The following types of income can be included when calculating lost wages in Ohio:
- Base Salary or Hourly Pay: Your regular gross pay before taxes and deductions.
- Overtime Earnings: Compensation for hours worked beyond your standard schedule, if regularly earned.
- Commissions and Tips: Sales commissions, service charges and customer tips you reasonably expected to earn.
- Bonuses: Discretionary or non‐discretionary bonuses you were entitled to receive.
- Paid Leave: Cash value of unused vacation, sick leave or paid time‐off benefits.
- Fringe Benefits: Employer contributions to health insurance, retirement plans, pension, 401(k) or profit‐sharing programs.
- Deferred Compensation: Stock options, restricted stock and other deferred pay arrangements.

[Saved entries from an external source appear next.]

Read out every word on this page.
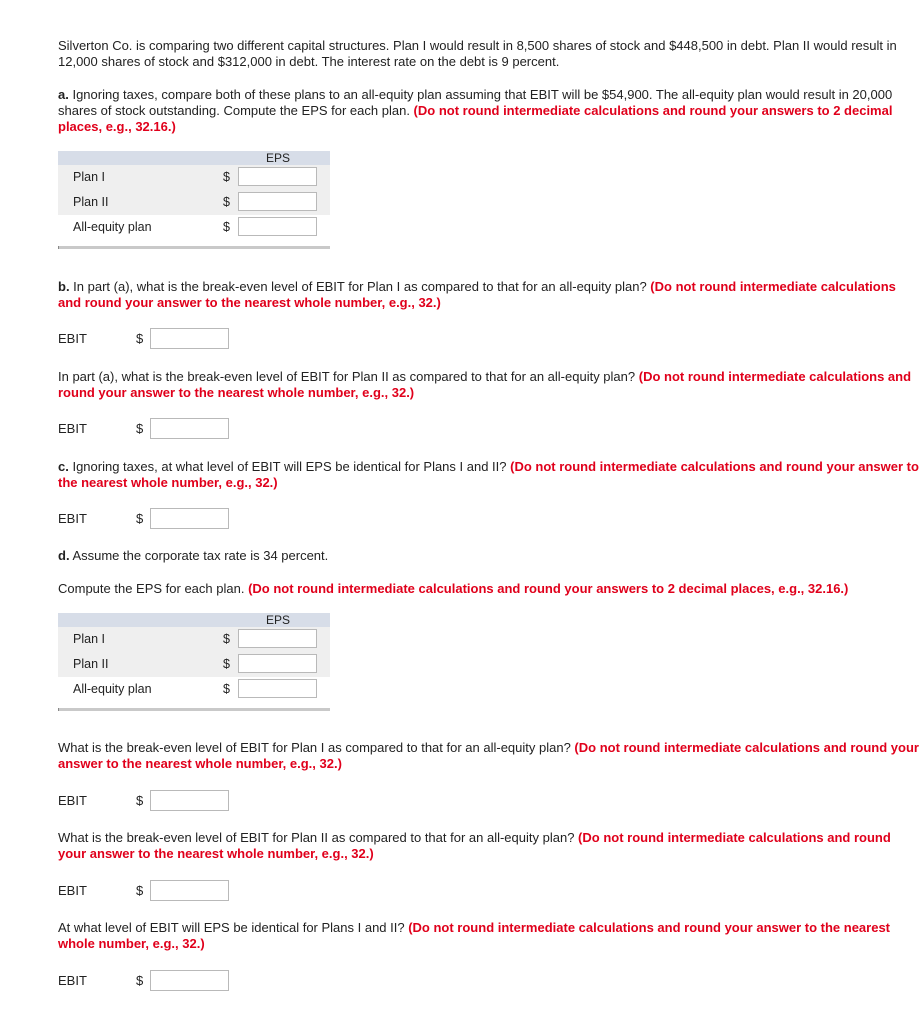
Silverton Co. is comparing two different capital structures. Plan I would result in 8,500 shares of stock and $448,500 in debt. Plan II would result in 12,000 shares of stock and $312,000 in debt. The interest rate on the debt is 9 percent.

a. Ignoring taxes, compare both of these plans to an all-equity plan assuming that EBIT will be $54,900. The all-equity plan would result in 20,000 shares of stock outstanding. Compute the EPS for each plan. (Do not round intermediate calculations and round your answers to 2 decimal places, e.g., 32.16.)

EPS
Plan I	$
Plan II	$
All-equity plan	$

b. In part (a), what is the break-even level of EBIT for Plan I as compared to that for an all-equity plan? (Do not round intermediate calculations and round your answer to the nearest whole number, e.g., 32.)

EBIT	$

In part (a), what is the break-even level of EBIT for Plan II as compared to that for an all-equity plan? (Do not round intermediate calculations and round your answer to the nearest whole number, e.g., 32.)

EBIT	$

c. Ignoring taxes, at what level of EBIT will EPS be identical for Plans I and II? (Do not round intermediate calculations and round your answer to the nearest whole number, e.g., 32.)

EBIT	$

d. Assume the corporate tax rate is 34 percent.

Compute the EPS for each plan. (Do not round intermediate calculations and round your answers to 2 decimal places, e.g., 32.16.)

EPS
Plan I	$
Plan II	$
All-equity plan	$

What is the break-even level of EBIT for Plan I as compared to that for an all-equity plan? (Do not round intermediate calculations and round your answer to the nearest whole number, e.g., 32.)

EBIT	$

What is the break-even level of EBIT for Plan II as compared to that for an all-equity plan? (Do not round intermediate calculations and round your answer to the nearest whole number, e.g., 32.)

EBIT	$

At what level of EBIT will EPS be identical for Plans I and II? (Do not round intermediate calculations and round your answer to the nearest whole number, e.g., 32.)

EBIT	$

- Other Regular Allowances: Car allowances, housing stipends or uniform reimbursements regularly provided by your employer.
For future lost wages, Ohio courts allow expert testimony to project:
- Expected raises, promotions or changes in job status.
- Inflation or cost‐of‐living adjustments.
- Long‐term disability or capacity limitations affecting your earning power.
You must document all elements with employer records, pay stubs, benefits statements and expert reports where appropriate. Courts assign a reasonable rate of pre‐injury earnings and consider credible evidence of projected future income.
Helpful Hints
- Gather detailed pay stubs and employer benefit statements as soon as possible.
- Track sick leave, vacation days and any other paid time off you can’t use.
- Keep records of commissions, tips and bonus payouts for at least one year.
- Work with a vocational or economic expert for future wage projections.
- Discuss lost fringe benefits with your attorney to ensure full recovery.
- Compare your pre‐injury earnings to your post‐injury earnings to show the gap.
- Review R.C. 2315.18 for statutory definitions of pecuniary loss.